On the regulators’ end, EMA made clear that it’s opposed to a proposal supported by some Member States that drugs prepared in a hospital pharmacy should be considered for the purpose of establishing significant benefit, which is one of the requirements for obtaining an orphan designation.
“We would propose that pharmacy preparations are not taken into account for the demonstration of significant benefit as their existence should not dis-incentivize the development of industrially manufactured orphan medicinal products which are subject to a rigorous process for demonstrating their quality, safety and efficacy in the interest of public health,” EMA said. “This situation would introduce an issue of inequality of access to the same standards of treatment and would not address patient needs across the EU.”
EMA also took issue with the idea that a formal review of the orphan criteria should occur every time a Marketing Authorization Holder (MAH) extends the therapeutic indication for an authorized orphan product within the same orphan condition, as that may discourage future rare disease drug development.
“This would add an additional hurdle to maintain the orphan incentive in a situation where, since the granting of the first marketing authorization, market exclusivity already exists,” EMA adds. “If companies lack the certainty that their proposed new indication falling under the same orphan condition as confirmed at time of the initial marketing authorisation will benefit from market exclusivity, they may refrain from further developing the product within the same orphan condition for subsequent new therapeutic indications (in certain cases entailing very small changes in target population). This may in turn promote off-label use rather than stimulating the authorisation of new indications.”
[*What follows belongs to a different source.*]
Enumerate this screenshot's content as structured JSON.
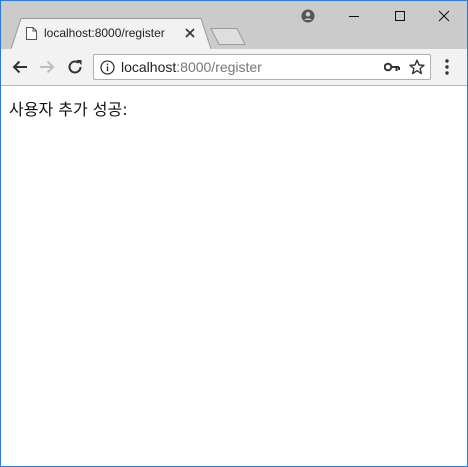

From MHRA’s perspective, the agency said it welcomes the proposal to extend orphan designation to products intended to treat communicable diseases with very low or no prevalence in the EU (e.g. Ebola) so that the region can stay ahead of the curve.
MHRA also said it supports further clarification of when orphan designations can be granted for drugs treating the symptoms of a disease rather than the disease itself.
The European Generic Medicines Association also called on the commission to ensure that orphan drug designations are proportionate to the significant benefit as in some cases, “the conclusion about ‘significant benefit’ seems to be relatively easily granted.”
Regeneron, meanwhile, took issue with “the Commission’s attempt to ensure more objective quantitative measures to demonstrate ‘significant benefit,’” as the company says that “it may not always be possible to demonstrate a ‘quantitative element’ which would allow the Committee for Orphan Medicinal Products (COMP) to measure the magnitude of the effect based on direct or, when not possible, indirect comparative clinical trials with already authorized medicinal products.”
Regeneron also called on the commission to recognize and address situations where “one monoclonal antibody is approved for an oncology orphan indication,” and then “a combination monoclonal antibody product consisting of that same authorized medicine and another monoclonal antibody (and therefore not structurally similar) should be eligible for Orphan designation in the same indication, and be assigned a separate and new exclusivity period upon approval for the Orphan indication, provided that significant benefit as defined by clinically relevant advantage or a major contribution to patient care (Article 3(2) of EC 847/2000) are confirmed.”